In no time at all I stood below the north face of Aonach Shasuinn, but this time it was with dry feet and none of the sweaty frustration that goes with struggling up steep slopes of long, clagging heather.
It felt like a reprieve and such was my relief that I tackled the hill head-on from the glen, across the stream, up over some peat hags and then steeply up the eastern arm of the hill’s north-facing corrie.
It was much easier than it looked and I soon found myself by the summit cairn looking across at the complex jumble of intervening ridges and corries that separate the Aonach Shasuinn massif from the three Munros of Carn Ghluasaid, Sgurr nan Conbhairean and Sail Chaorainn.
From Aonach Shasuinn’s west top, I could clearly see across the trench of the All Garbh’s glen to the rounded summit of the second Corbett, Carn a’ Choire Ghairbh, with all the big giants of Affric and Kintail ranged beyond it.
While the route round the head of the glen was straightforward enough, I remembered it being hideously up and down. First I had to descend 200 metres or so to the bealach at the head of Gleann Fada, then climb the narrow ridge of An Elric to a peat-hag ridden plateau that lay just north of Tigh Mor na Seilge, the northern top of the Munro Sail Chaorainn.
Then it was down again to another bealach before grassy slopes finally led to the summit of Carn a’Choire Ghairbh, its cairn perched on a rocky outcrop.
A long and broad ridge stretched out from the summit towards Carn Glas lochdarach and the dreaded heather and rock slopes of Na Cnapan.
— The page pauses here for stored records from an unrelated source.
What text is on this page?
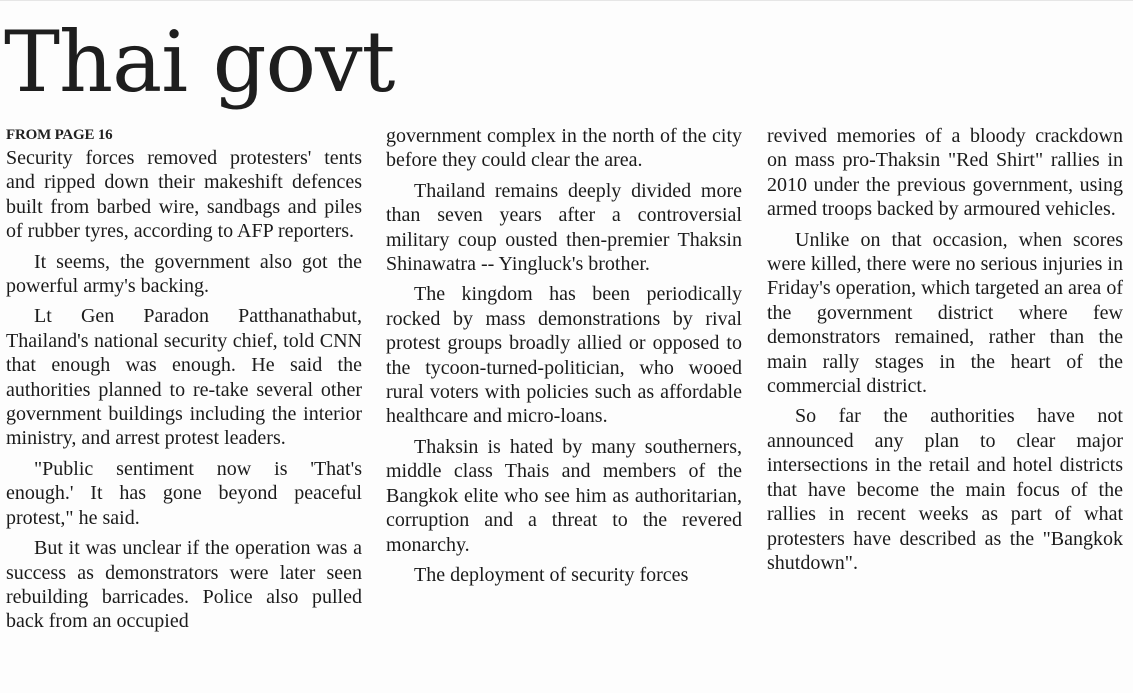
Thai govt

FROM PAGE 16

Security forces removed protesters' tents and ripped down their makeshift defences built from barbed wire, sandbags and piles of rubber tyres, according to AFP reporters.

It seems, the government also got the powerful army's backing.

Lt Gen Paradon Patthanathabut, Thailand's national security chief, told CNN that enough was enough. He said the authorities planned to re-take several other government buildings including the interior ministry, and arrest protest leaders.

"Public sentiment now is 'That's enough.' It has gone beyond peaceful protest," he said.

But it was unclear if the operation was a success as demonstrators were later seen rebuilding barricades. Police also pulled back from an occupied

government complex in the north of the city before they could clear the area.

Thailand remains deeply divided more than seven years after a controversial military coup ousted then-premier Thaksin Shinawatra -- Yingluck's brother.

The kingdom has been periodically rocked by mass demonstrations by rival protest groups broadly allied or opposed to the tycoon-turned-politician, who wooed rural voters with policies such as affordable healthcare and micro-loans.

Thaksin is hated by many southerners, middle class Thais and members of the Bangkok elite who see him as authoritarian, corruption and a threat to the revered monarchy.

The deployment of security forces

revived memories of a bloody crackdown on mass pro-Thaksin "Red Shirt" rallies in 2010 under the previous government, using armed troops backed by armoured vehicles.

Unlike on that occasion, when scores were killed, there were no serious injuries in Friday's operation, which targeted an area of the government district where few demonstrators remained, rather than the main rally stages in the heart of the commercial district.

So far the authorities have not announced any plan to clear major intersections in the retail and hotel districts that have become the main focus of the rallies in recent weeks as part of what protesters have described as the "Bangkok shutdown".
I checked the map to try and find another way off the hill.
The northern slopes of this Corbett are on two different Ordnance Survey maps and I noticed that the northern sheet showed a stalkers path running up the hill’s north slopes – a path that curiously didn’t appear on the neighbouring map.
Either the path stopped slap bang on the convergence of the two maps, or the southern map, Sheet 34, had just omitted it.
I decided to check it out and was delighted to find it, a beautifully engineered stalker’s path that zig-zagged its way down the steep slopes making full use of the hill’s natural contours.
In no time at all I was loping down towards the broad track that encircles Loch Affric with only a three-mile walk through the pine woods back to the car.